Mais, messieurs, cet obstacle diminue chaque jour. Naguère encore, on croyait que certaines contrées ne pouvaient pas être traversées par des chemins de fer, eh bien, déjà, par suite des perfectionnements apportés dans la construction et de l'économie qu'on introduit d'un autre côté dans l'exploitation, des voies ferrées se construisent là où jadis ou les considérait comme impossibles. Et ces perfectionnements, ces progrès ne se ralentiront pas, car tous les hommes doués du génie de l'invention portent leurs méditations sur les chemins de fer. Cette cause agira de plus en plus et contribuera ainsi à l'agrandissement des lignes de chemins de fer.
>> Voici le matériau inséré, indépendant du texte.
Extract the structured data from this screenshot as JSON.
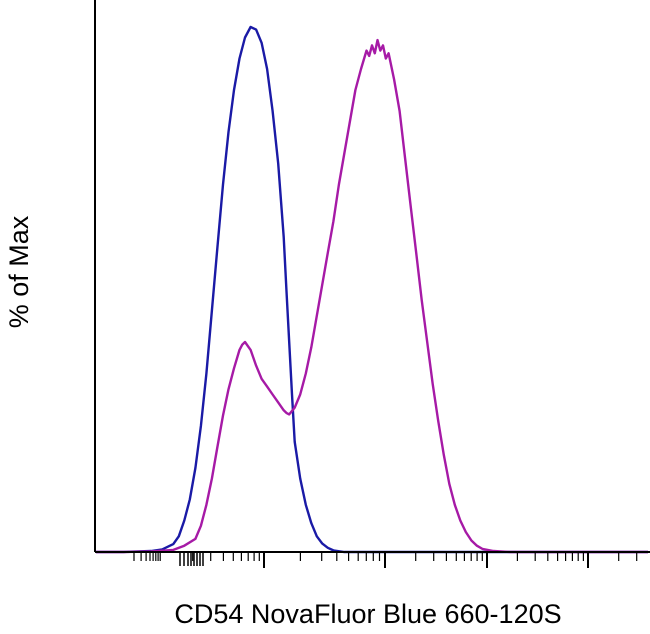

Le temps n'est pas éloigné, messieurs, où nous n'avions pas, à beaucoup près, autant de routes ordinaires que nous en possédons actuellement ; nous n'avions, il y a un siècle, que quelques routes reliant la capitale aux principaux centres de population du royaume. Ainsi, il y avait une route de Bruxelles à Mons, de Bruxelles à Namur, de Bruxelles à Louvain, de Bruxelles à Anvers, de Bruxelles à Gand ; mais on n'avait pas songé, à cette époque, à faire passer cette dernière par Malines, elle passait par Alost.
Avant 1790, nous n'avions qu'environ 400 lieues de routes ordinaires, maintenant nous en avons déjà 1,140 ; eh bien, ce qui est arrivé pour les routes ordinaires arrivera très probablement pour les chemins de fer. Il y a une tendance visible à remplacer les routes ordinaires par les chemins de fer. Sans doute, les routes ordinaires conserveront leur utilité locale ; mais partout où la circulation le demandera, les chemins de fer remplaceront les routes ordinaires.
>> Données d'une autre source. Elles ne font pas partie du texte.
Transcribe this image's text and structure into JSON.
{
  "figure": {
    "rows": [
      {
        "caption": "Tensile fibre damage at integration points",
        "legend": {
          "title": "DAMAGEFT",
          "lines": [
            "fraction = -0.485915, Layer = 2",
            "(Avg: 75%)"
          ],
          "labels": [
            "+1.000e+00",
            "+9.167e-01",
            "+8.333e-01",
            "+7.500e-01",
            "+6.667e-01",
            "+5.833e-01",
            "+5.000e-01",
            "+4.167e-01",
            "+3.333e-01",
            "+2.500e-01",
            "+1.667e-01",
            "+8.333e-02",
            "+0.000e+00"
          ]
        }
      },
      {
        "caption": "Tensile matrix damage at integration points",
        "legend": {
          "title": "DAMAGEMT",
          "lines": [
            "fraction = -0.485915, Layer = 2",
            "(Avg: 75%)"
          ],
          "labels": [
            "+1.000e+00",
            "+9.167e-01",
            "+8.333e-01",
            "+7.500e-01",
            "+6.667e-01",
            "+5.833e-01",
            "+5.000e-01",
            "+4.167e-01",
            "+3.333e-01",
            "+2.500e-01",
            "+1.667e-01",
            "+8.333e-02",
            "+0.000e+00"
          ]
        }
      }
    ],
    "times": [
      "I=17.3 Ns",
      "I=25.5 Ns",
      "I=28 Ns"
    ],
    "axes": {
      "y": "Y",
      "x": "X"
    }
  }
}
Un obstacle à une extension aussi grande, dira-t-on, c'est que les chemins de fer coûtent davantage. Cela est vrai ; mais, d'un autre côté, les chemins de fer rapportent beaucoup plus que les routes ordinaires ; la (page 1567) plupart même des chemins de fer faits jusqu'à présent sont d'assez bonnes spéculations financières ; ils rapportent déjà 3, 5 et même 10 p. c., tandis que pour les routes ordinaires le revenu est beaucoup moins considérable et ne dépasse pas, terme moyen, 1 1/2 p. c.
Dès lors est-il bien croyable qu'une localité comme Alost, d'une population de 17,000 habitants, centre industriel fort important, chef-lieu d'un arrondissement de 138,000 habitants, située à 5 lieues de la capitale, puis, entre elle et Bruxelles, des centres de population assez considérables, ayant avec la capitale des relations nombreuses et journalières ; placée au milieu d'un des plus riches pays du monde ; est-il croyable, dis-je, qu'une localité aussi importante demeure perpétuellement sans être reliée par le chemin de fer à cette capitale ?
Je dis perpétuellement, messieurs, parce que si vous décidiez dès maintenant qu'à cause de l'exécution et de l'exploitation par l'Etat des chemins de fer décrétés en 1834 et en 1837, Alost ne doit pas avoir de chemin de fer qui la relie à la capitale, le même argument aurait la même force dans 20, 30, 40 ou 50 ans, et vous décideriez virtuellement qu'Alost sera à jamais déshéritée des bienfaits de cette grande invention des temps modernes.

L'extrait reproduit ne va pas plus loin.